C’est l’union sacrée.
14-18, Tocsin terrible, assaille nos esprits,   blesse nos cœurs avec ses cohortes de blessés, d’estropiés, de gazés, de   gueules cassés, de morts tombés au champ d’honneur.
Un linceul de tristesse couvre la terre où   repose à jamais la jeunesse française et européenne, fauchée dans des combats   meurtriers dont on a peine à imaginer la violence, la cruauté, dont on ne   comprend plus le sens des sacrifices.
Une seule question vient à l’esprit :   pourquoi ?
On se souvient avec stupéfaction du terrible   engrenage des Alliances, une machine infernale !
28 juin 1914, assassinat du Prince héritier François   Ferdinand à Sarajevo, Guillaume II soutient immédiatement François-Joseph,   empereur d’Autriche, Roi de Hongrie, contre la Serbie.
C’est à Longchamps, aux courses que le   Président Poincaré reçoit une dépêche annonçant l’assassinat de l’Archiduc,   il la donne à l’ambassadeur autrichien qui blême, quitte la tribune   officielle.
5 juillet 1914, Berlin envoie à Vienne un télégramme de   soutien, un « chèque en blanc » diront les historiens pour en finir   avec la Serbie, dans un conflit local.
23 juillet 1914, l’Autriche-Hongrie envoie à la Serbie un   ultimatum rédigé avec Berlin et exige que des policiers autrichiens puissent   enquêter en Serbie.

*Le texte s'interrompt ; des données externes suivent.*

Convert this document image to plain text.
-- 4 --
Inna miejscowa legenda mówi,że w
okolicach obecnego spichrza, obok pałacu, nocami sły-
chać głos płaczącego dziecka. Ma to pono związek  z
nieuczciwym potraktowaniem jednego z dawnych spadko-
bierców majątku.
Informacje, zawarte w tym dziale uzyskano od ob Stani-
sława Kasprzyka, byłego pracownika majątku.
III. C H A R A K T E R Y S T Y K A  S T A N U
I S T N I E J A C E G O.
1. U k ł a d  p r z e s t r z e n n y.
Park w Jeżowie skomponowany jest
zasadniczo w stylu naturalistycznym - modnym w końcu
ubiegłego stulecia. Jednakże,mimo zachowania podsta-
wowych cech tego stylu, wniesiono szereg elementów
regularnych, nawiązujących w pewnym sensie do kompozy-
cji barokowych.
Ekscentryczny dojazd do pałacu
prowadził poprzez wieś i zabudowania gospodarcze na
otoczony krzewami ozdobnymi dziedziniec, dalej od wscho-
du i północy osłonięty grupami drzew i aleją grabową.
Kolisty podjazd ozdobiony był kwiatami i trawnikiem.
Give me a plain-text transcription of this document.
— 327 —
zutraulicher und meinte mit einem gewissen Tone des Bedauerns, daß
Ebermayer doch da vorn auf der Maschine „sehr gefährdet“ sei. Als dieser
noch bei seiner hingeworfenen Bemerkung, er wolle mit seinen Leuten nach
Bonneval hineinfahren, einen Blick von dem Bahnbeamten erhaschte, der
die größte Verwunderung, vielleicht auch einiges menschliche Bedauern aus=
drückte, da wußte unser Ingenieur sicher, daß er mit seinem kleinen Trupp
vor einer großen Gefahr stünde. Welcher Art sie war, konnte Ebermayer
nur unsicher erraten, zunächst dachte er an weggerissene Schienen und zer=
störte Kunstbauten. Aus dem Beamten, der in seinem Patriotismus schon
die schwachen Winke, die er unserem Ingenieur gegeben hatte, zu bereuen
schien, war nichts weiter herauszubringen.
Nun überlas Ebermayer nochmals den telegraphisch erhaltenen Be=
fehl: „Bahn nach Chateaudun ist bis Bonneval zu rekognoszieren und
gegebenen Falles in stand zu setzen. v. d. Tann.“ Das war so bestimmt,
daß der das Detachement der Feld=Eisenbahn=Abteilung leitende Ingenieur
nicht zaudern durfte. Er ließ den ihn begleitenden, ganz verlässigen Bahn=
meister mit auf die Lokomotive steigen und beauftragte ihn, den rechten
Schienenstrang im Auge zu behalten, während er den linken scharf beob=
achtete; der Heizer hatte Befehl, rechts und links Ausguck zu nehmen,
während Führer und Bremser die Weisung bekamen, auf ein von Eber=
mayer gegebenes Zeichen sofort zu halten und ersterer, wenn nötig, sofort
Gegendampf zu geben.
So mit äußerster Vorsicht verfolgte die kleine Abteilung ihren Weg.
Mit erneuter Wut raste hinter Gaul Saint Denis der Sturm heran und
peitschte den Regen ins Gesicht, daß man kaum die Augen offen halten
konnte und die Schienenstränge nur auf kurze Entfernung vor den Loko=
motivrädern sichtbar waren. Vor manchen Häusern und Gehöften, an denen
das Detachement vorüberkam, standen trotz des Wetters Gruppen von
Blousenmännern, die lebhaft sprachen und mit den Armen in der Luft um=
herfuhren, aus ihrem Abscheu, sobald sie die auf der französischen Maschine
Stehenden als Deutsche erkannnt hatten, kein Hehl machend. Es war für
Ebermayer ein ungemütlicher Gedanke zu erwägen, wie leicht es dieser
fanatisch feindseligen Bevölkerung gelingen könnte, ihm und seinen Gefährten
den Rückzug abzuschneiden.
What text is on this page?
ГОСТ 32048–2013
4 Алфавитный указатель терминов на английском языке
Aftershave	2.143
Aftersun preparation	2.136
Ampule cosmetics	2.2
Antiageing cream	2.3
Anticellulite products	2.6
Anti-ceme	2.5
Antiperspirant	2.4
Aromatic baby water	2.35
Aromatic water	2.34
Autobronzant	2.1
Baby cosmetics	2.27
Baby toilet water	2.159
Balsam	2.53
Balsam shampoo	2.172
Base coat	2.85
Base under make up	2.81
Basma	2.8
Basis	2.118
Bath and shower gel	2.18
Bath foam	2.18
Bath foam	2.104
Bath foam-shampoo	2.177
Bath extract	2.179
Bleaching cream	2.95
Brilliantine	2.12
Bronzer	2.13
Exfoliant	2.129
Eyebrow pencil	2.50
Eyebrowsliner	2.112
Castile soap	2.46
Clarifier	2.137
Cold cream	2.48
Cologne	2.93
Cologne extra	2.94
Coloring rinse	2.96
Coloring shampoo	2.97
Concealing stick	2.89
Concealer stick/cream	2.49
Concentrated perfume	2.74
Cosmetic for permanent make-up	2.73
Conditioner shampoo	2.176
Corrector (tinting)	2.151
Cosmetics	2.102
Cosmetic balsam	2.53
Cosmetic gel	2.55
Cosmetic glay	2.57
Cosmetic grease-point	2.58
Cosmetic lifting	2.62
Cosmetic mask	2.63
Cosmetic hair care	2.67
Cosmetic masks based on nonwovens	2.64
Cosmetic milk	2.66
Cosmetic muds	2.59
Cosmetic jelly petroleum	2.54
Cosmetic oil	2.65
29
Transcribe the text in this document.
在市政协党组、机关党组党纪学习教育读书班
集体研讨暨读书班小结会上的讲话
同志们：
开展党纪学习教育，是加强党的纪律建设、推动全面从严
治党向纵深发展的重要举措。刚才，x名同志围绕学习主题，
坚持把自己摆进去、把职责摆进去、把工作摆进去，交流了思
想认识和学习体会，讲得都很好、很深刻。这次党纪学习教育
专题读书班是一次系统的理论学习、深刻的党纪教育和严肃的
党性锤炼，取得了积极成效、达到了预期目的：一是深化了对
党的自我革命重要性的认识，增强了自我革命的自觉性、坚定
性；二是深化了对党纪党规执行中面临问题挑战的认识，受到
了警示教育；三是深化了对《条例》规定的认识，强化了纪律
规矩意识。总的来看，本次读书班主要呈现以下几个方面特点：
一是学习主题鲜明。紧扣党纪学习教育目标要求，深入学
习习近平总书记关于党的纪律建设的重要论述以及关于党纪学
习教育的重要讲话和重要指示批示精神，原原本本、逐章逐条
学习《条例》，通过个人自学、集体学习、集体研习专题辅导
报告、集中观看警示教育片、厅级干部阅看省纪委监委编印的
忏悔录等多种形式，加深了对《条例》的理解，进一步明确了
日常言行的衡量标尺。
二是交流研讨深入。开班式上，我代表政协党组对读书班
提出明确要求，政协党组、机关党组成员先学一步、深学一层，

28 juillet, l’Autriche-Hongrie déclare la guerre à la   Serbie.
1er août, l’Allemagne déclare la guerre à la Russie.
3 août 1914, l’Allemagne déclare la Guerre à la France.
4 août, le Royaume-Uni entre en Guerre contre   l’Allemagne à la suite de la violation de la neutralité de la Belgique par   l’Allemagne
« Dieu merci, c’est la Grande   Guerre » s’exclame le général autrichien, Victor DANKL.
Cette suite d’événements implacables   conduisit la jeunesse française et européenne dans un holocauste, un brasier   de souffrances, de sacrifices indicibles, une guerre de plus de 4 années.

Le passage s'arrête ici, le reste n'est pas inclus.